Additional question is how Wcf know how to serialize my objects (when I've used LINQ to SQL it generated classes with DataContract and DataMember attributes, but Entity Framework just don't do it.

UPDATE

It's the problem with circular dependences, because

public Exam GetExam()
{
    var context = new GDBDatabaseEntities();
    context.Configuration.ProxyCreationEnabled = false;
    var exams = context.Exam.Include("User");
    var exam = exams.FirstOrDefault();
    exam.User.Exam = null;
    return exam;
}

works.

Could anyone explain me why Include function is necessary for load 1-level dependences, which i need, but other dependences are loading for infinity? It's radiculous...

UPDATE

According to the answers and Yahoo's Best Practices for Speeding Up Your Web Site first rule I decided to create new object for every single Page in my Windows 8 application, which will reduce amount of sending data, number of requests and will let me avoid sending redundant data.

Upvotes: 1

Views: 974

Answers (1)

BradleyDotNET
BradleyDotNET

Reputation: 61369

Having tried this several times, I quickly abandoned using EF objects as my data contracts. As you found, the circular dependency breaks the DataContractSerializer very quickly. Additionally, your database objects likely contain information that doesn't need to be sent across the wire to clients.

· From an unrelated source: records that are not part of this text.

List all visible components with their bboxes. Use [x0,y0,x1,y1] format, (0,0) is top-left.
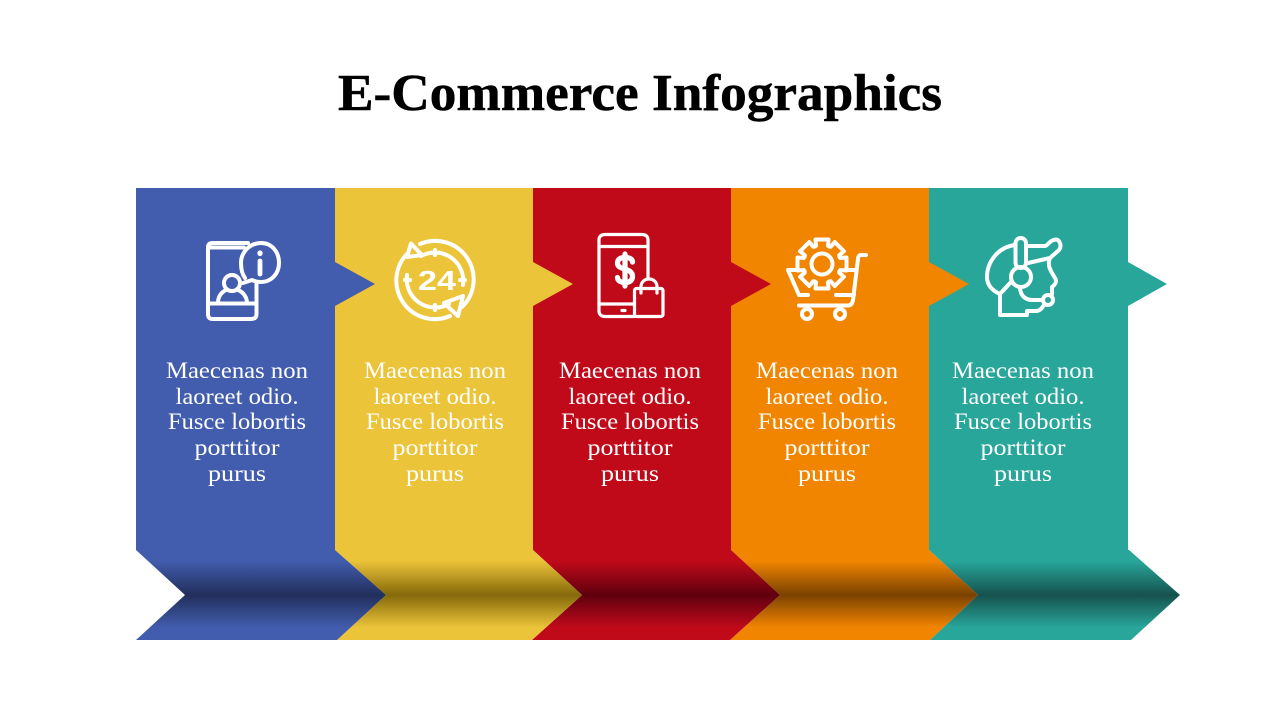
arrow banner: yellow [335,188,573,550]
text: step 3 description: laoreet odio. [568,384,692,409]
arrow banner: orange [731,188,969,550]
text: step 3 description: Maecenas non [559,358,702,383]
text: step 5 description: Fusce lobortis [954,409,1092,434]
text: step 4 description: Fusce lobortis [758,409,896,434]
icon: 24 hour clock with arrows: 24 [418,265,457,296]
text: step 1 description [166,358,309,486]
text: step 5 description: laoreet odio. [962,384,1084,409]
text: step 5 description [952,358,1095,486]
chevron: red base [532,550,780,640]
chevron: yellow base [335,550,582,640]
text: step 1 description: porttitor [194,435,280,460]
text: step 4 description: Maecenas non [756,358,899,383]
panel: step 2 yellow [335,188,582,640]
icon: phone with user and info bubble [208,243,279,319]
text: step 3 description: Fusce lobortis [561,409,699,434]
text: step 2 description: laoreet odio. [374,384,496,409]
text: step 2 description: porttitor [392,435,478,460]
text: step 3 description: porttitor [588,435,673,460]
panel: step 5 teal [929,188,1180,640]
text: step 2 description [364,358,507,486]
arrow banner: blue [136,188,375,550]
text: step 2 description: Maecenas non [364,358,507,383]
text: step 4 description: porttitor [784,435,870,460]
title: E-Commerce Infographics [338,65,942,122]
arrow banner: teal [929,188,1167,550]
text: step 5 description: Maecenas non [952,358,1095,383]
icon: support agent headset [987,238,1060,315]
text: step 3 description [559,358,702,486]
text: step 1 description: Maecenas non [166,358,309,383]
text: step 2 description: purus [406,461,464,486]
icon: phone with dollar and shopping bag [599,234,663,316]
arrow banner: red [533,188,771,550]
icon: 24 hour clock with arrows [396,241,474,319]
text: step 3 description: purus [601,461,659,486]
text: step 4 description: laoreet odio. [766,384,888,409]
text: step 1 description: purus [208,461,266,486]
panel: step 1 blue [136,188,386,640]
chevron: blue base [136,550,386,640]
text: step 4 description [756,358,899,486]
chevron: orange base [730,550,978,640]
text: step 2 description: Fusce lobortis [366,409,504,434]
chevron: teal base [929,550,1180,640]
text: step 1 description: laoreet odio. [176,384,298,409]
text: step 1 description: Fusce lobortis [168,409,306,434]
text: step 5 description: porttitor [980,435,1066,460]
icon: shopping cart with gear [788,240,866,319]
panel: step 4 orange [730,188,978,640]
text: step 5 description: purus [994,461,1052,486]
text: step 4 description: purus [798,461,856,486]
panel: step 3 red [532,188,780,640]
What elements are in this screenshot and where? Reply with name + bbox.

Instead, create similar DataContract objects to the EF generated ones for use with WCF (without the circular dependencies and other problems), and translate between the two. For example:

[DataContract]
public class User
{
    [DataMember]
    public IEnumerable<Exam> Exams {get; set;}
}

[DataContract]
public class Exam
{
   [DataMember]
   public int Score {get; set;}
}

Then you just need a loader function like:

IEnumerable<Contracts.User> GetAllUsers()
{
   foreach (DB.User in context.Users)
   {
       Contracts.User wcfUser = new Contracts.User();
       wcfUser.Exams = new List<Contracts.Exam>();
       foreach (DB.Exam exam in wcfUser.Exams)
          wcfUser.Exams.Add(new Contracts.Exam() { Score = exam.Score };

       yield return wcfUser;
   }
}

Obviously this expands your code-base quite a bit, but avoids having your clients needing to know about your database objects, helps keep your network traffic down, and results in a better separation of concerns.

Hopefully that answers your question! Let me know if I can clarify anything.